New leadership role? Focus first on learning, not doing
One of my favorite books—and the one I reference most often when talking to new leaders or leaders in transition—is The First 90 Days by Michael Watkins. More specifically, early in someone’s transition—and preferably before they actually start in the role—I point them to the chapter on Accelerating Learning. It describes the most critical information—aside from your own self-awareness of your strengths and weaknesses—when taking any new leadership role: context about the organization and the situation you are walking into. The blind spots you will have without this information will inevitably cause you to fail.
Watch out for these issues that can block your learning when transitioning to a new role:
1. Information overload
2. Lack of skill (or interest) in diagnosing the organization
3. Failure to understand the history of the organization
4. Feeling like you must take some action immediately
5. Arriving in the new role with solutions already decided
To prevent these issues, create a time-bound (30, 60, 90 days) learning plan that balances your focus on business, technical, people, culture and politics. This will help you determine where to focus your learning efforts and sift through the noise of information coming your way. Determine what you need to know about the organization’s past and how they got to where they are today; the organization’s present, its vision and strategy and who the key players are; and the organization’s future challenges and opportunities.
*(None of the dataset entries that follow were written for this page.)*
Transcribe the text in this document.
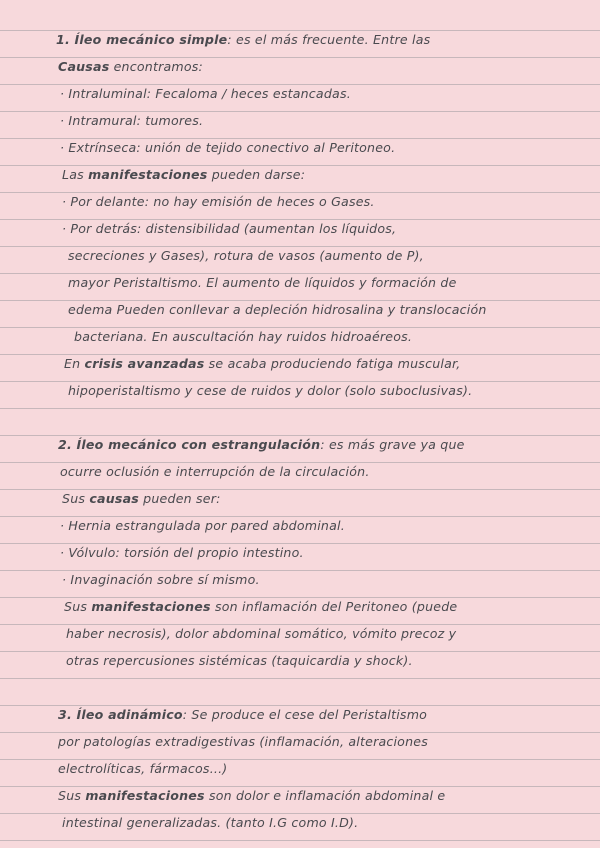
1. Íleo mecánico simple: es el más frecuente. Entre las
Causas encontramos:
· Intraluminal: Fecaloma / heces estancadas.
· Intramural: tumores.
· Extrínseca: unión de tejido conectivo al Peritoneo.
Las manifestaciones pueden darse:
· Por delante: no hay emisión de heces o Gases.
· Por detrás: distensibilidad (aumentan los líquidos,
secreciones y Gases), rotura de vasos (aumento de P),
mayor Peristaltismo. El aumento de líquidos y formación de
edema Pueden conllevar a depleción hidrosalina y translocación
bacteriana. En auscultación hay ruidos hidroaéreos.
En crisis avanzadas se acaba produciendo fatiga muscular,
hipoperistaltismo y cese de ruidos y dolor (solo suboclusivas).
2. Íleo mecánico con estrangulación: es más grave ya que
ocurre oclusión e interrupción de la circulación.
Sus causas pueden ser:
· Hernia estrangulada por pared abdominal.
· Vólvulo: torsión del propio intestino.
· Invaginación sobre sí mismo.
Sus manifestaciones son inflamación del Peritoneo (puede
haber necrosis), dolor abdominal somático, vómito precoz y
otras repercusiones sistémicas (taquicardia y shock).
3. Íleo adinámico: Se produce el cese del Peristaltismo
por patologías extradigestivas (inflamación, alteraciones
electrolíticas, fármacos...)
Sus manifestaciones son dolor e inflamación abdominal e
intestinal generalizadas. (tanto I.G como I.D).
Before you start the job, craft the critical questions you already know you want to ask. This will help you begin your learning—not necessarily your action—early on in your tenure. You obviously have some advantage if you are an internal hire, as you will have some knowledge of the organization, the product, and the players. However, even an external hire can begin to craft basic questions before their first day on the job. If you were observant and crafted some thoughtful questions for the interview process, you should already have some ideas on where you will need to dig in most.
Once you start, you must be careful to identify the right people to provide you answers to your questions. Early on, get help in building a coalition of trusted advisors who will support you, and help you move through your learning plan. As you learn, you will find you are adding questions and adjusting your plan. In gathering information, be sure to balance between what you can read in documents like financial reports and culture surveys and what you can glean from conversations with direct reports, your manager, your peer group, your HR business partner, and others inside and external to the organization. Get a variety of views so you are not too swayed by the loudest opinion. Touring the plant or work area will give you some insight into the culture.
An important consideration is how you will approach your first meetings with direct reports. To make sure you take the right approach with direct reports, seek insight into their background, strength and weaknesses, as well as the history of leaders in your new role—do you have big shoes to fill or are they unimpressed with leaders? Have there been a series of people who have failed before you? What was the personality and approach of your predecessor? Like it or not, those who came before you set the tone of the team and/or organization, and it is part of your job to determine what is working and what isn’t (after thoughtful consideration).
Most importantly, get to know yourself. You may need to take a hard look at the skills, competencies and strengths that have led you to success thus far and be honest about what you might need to do differently in your new job. A focus on continuously learning about and making adjustments to the organization and yourself will most surely help you succeed in any role.